New Zealand's Prime Minister could have based his criticism of the United Nations upon the dangers to world peace and security posed by the disproportionate influence of great-power militarism on the Security Council but he preferred to associate his call for so-called reform with belligerent US propaganda. Sanity, however, is returning, with UN Secretary General Ban Ki-moon announcing that the international community aims to hold a Syria peace conference, 'Geneva II', in mid-November. Hopefully, the increasingly fragmented Syrian opposition groups will now also declare their readiness to take part in the international conference without preconditions, as has the Syrian government. But nothing should be taken for granted; those elements that wish to strike at Syria militarily will continue to seek opportunities to do so.

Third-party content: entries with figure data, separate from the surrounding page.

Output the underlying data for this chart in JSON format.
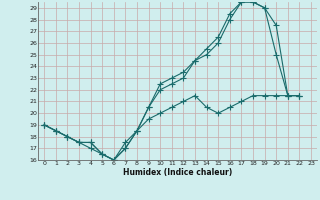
{
  "title": "",
  "xlabel": "Humidex (Indice chaleur)",
  "bg_color": "#d0eeee",
  "line_color": "#1a6b6b",
  "grid_color": "#b8d8d8",
  "xlim": [
    -0.5,
    23.5
  ],
  "ylim": [
    16,
    29.5
  ],
  "xticks": [
    0,
    1,
    2,
    3,
    4,
    5,
    6,
    7,
    8,
    9,
    10,
    11,
    12,
    13,
    14,
    15,
    16,
    17,
    18,
    19,
    20,
    21,
    22,
    23
  ],
  "yticks": [
    16,
    17,
    18,
    19,
    20,
    21,
    22,
    23,
    24,
    25,
    26,
    27,
    28,
    29
  ],
  "line1_x": [
    0,
    1,
    2,
    3,
    4,
    5,
    6,
    7,
    8,
    9,
    10,
    11,
    12,
    13,
    14,
    15,
    16,
    17,
    18,
    19,
    20,
    21,
    22
  ],
  "line1_y": [
    19,
    18.5,
    18,
    17.5,
    17.5,
    16.5,
    16,
    17.5,
    18.5,
    20.5,
    22,
    22.5,
    23,
    24.5,
    25,
    26,
    28,
    29.5,
    29.5,
    29,
    25,
    21.5,
    21.5
  ],
  "line2_x": [
    0,
    1,
    2,
    3,
    4,
    5,
    6,
    7,
    8,
    9,
    10,
    11,
    12,
    13,
    14,
    15,
    16,
    17,
    18,
    19,
    20,
    21,
    22
  ],
  "line2_y": [
    19,
    18.5,
    18,
    17.5,
    17.5,
    16.5,
    16,
    17,
    18.5,
    20.5,
    22.5,
    23,
    23.5,
    24.5,
    25.5,
    26.5,
    28.5,
    29.5,
    29.5,
    29,
    27.5,
    21.5,
    21.5
  ],
  "line3_x": [
    0,
    1,
    2,
    3,
    4,
    5,
    6,
    7,
    8,
    9,
    10,
    11,
    12,
    13,
    14,
    15,
    16,
    17,
    18,
    19,
    20,
    21,
    22
  ],
  "line3_y": [
    19,
    18.5,
    18,
    17.5,
    17.0,
    16.5,
    16,
    17,
    18.5,
    19.5,
    20,
    20.5,
    21,
    21.5,
    20.5,
    20,
    20.5,
    21,
    21.5,
    21.5,
    21.5,
    21.5,
    21.5
  ]
}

John Key and a few other world leaders have shown that they are out of step with the needs and aspirations of the majority of humanity. Their perspective is that of the Security Council and they pay scant attention to the feelings expressed in the General Assembly. Global grass-roots peace movements and an abundance of human rights NGOs, both secular and religious, represent a coming together of humanity that puts many of our political leaders to shame. Violence breeds violence and bombing Syria would achieve nothing other than to create more misery and chaos, more resentment and yet more instability.